Entertainment

This New Netflix Horror Movie Will Make You Think Twice About Ever Lying Again

by Danielle Burgos

Netflix original Malevolent follows a group of college kids swindling grieving families by performing fake paranormal house cleansings, which they claim free the spirits of trapped loved ones. Spoilers ahead. Led by aggressive older brother Jackson (Ben Lloyd-Hughes) and centered around his sister Angela's (Florence Pugh) "psychic talents", the team takes a job at the site of a notorious and brutal crime, despite Angela's reservations. When they arrive, their planned schtick of recorded wails is thrown off by increasingly disturbing interruptions. So how scary is Malevolent compared to other films about psychic investigators? The most frightening element isn't haunting, it's being haunted.

Angela's ambivalence towards their entire scam, which also ropes in Jackson's girlfriend to record sound, and film student Elliot manning the camera, is offset by her and her brother's need to make money for very different reasons. If you're wondering what two Americans are doing in England, they moved there for a fresh start, and as Jackson tells Angela early on, fresh starts don't come cheap.

The lynchpin of their scam is also the siblings' tragedy — their mother was a well-known psychic who ended up clawing her eyes out before killing herself, unable to handle what she saw. As Jackson mercilessly takes advantage of vulnerable relatives looking for closure, Angela begins to fear she's actually inherited her mother's psychic abilities... or just her psychosis. When they're offered a job at the Green orphanage, site of horrific multiple child murders, Angela turns it down outright, but her brother needs the money. Though the film's oblique about it, it's clear he's gotten in deep with the wrong people and owes them money.

For people preying on the loss of others, Angela and Jackson are keenly aware of what loss means. Despite Jackson's pushy ambition and sketchy behavior (including pill-popping) and Angela's increasing stubbornness and paranoia, they're each all they have left in the world. So when Jackson says his creditors will kill him if he doesn't pay them back, Angela faces what she's most afraid of within herself to help.

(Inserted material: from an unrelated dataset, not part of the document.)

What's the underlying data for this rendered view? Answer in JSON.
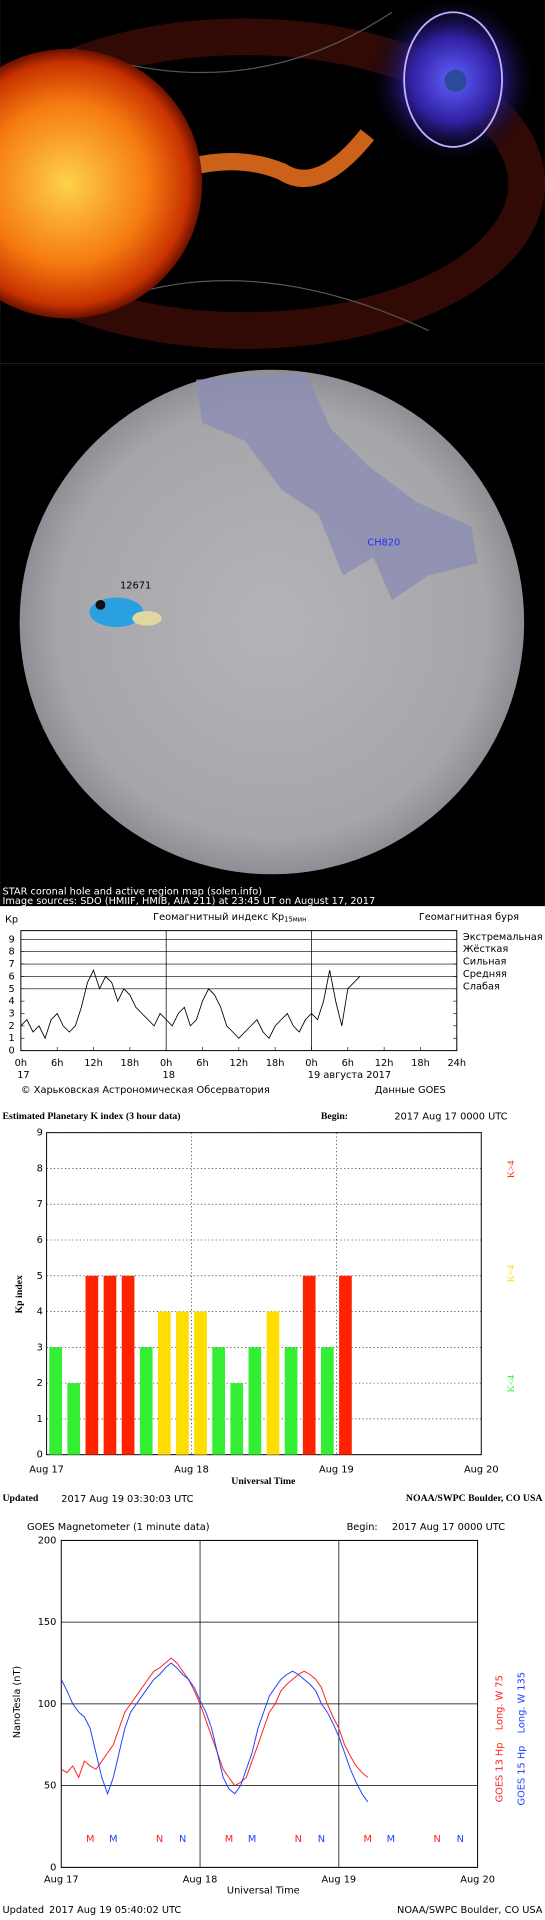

Jackson, constantly listening to self-help tapes about the power of the mind and refusing to acknowledge any possibility of real supernatural activity, might be doing his own overcompensating for the same. He sees his mother's suicide as personal weakness and despises her for it, making it easy for him to justify bilking people who actually fall for the scam. His pill habit, logic obsession, and determination might be cover for the same fears as Angela — that he's more like his mother than he wants to believe.

When the crew steps into the gloomy mansion, they're bringing as much history to the situation as the situation's presenting to them. The orphanage was the prison and staging site for a serial killer who stitched shut the mouths of his foster sisters, keeping them alive for months before arraying their bodies on the front lawn. The person requesting their help is his mother, Mrs. Green. The screams of the girls torment her, and she grieves for her son as well. But as the crew begin their "investigation", they discover darker and disturbing facts about the situation, as Angela begins seeing the girls.

An old, dark house with labyrinthian hallways and child ghosts are matched with the horrors of everyday bodily injury in this ghost story. Despite most of its creepiness centered around not being able to trust your own mind, if you're easily spooked or blood-squeamish, Malevolent will have you sleeping with the lights on.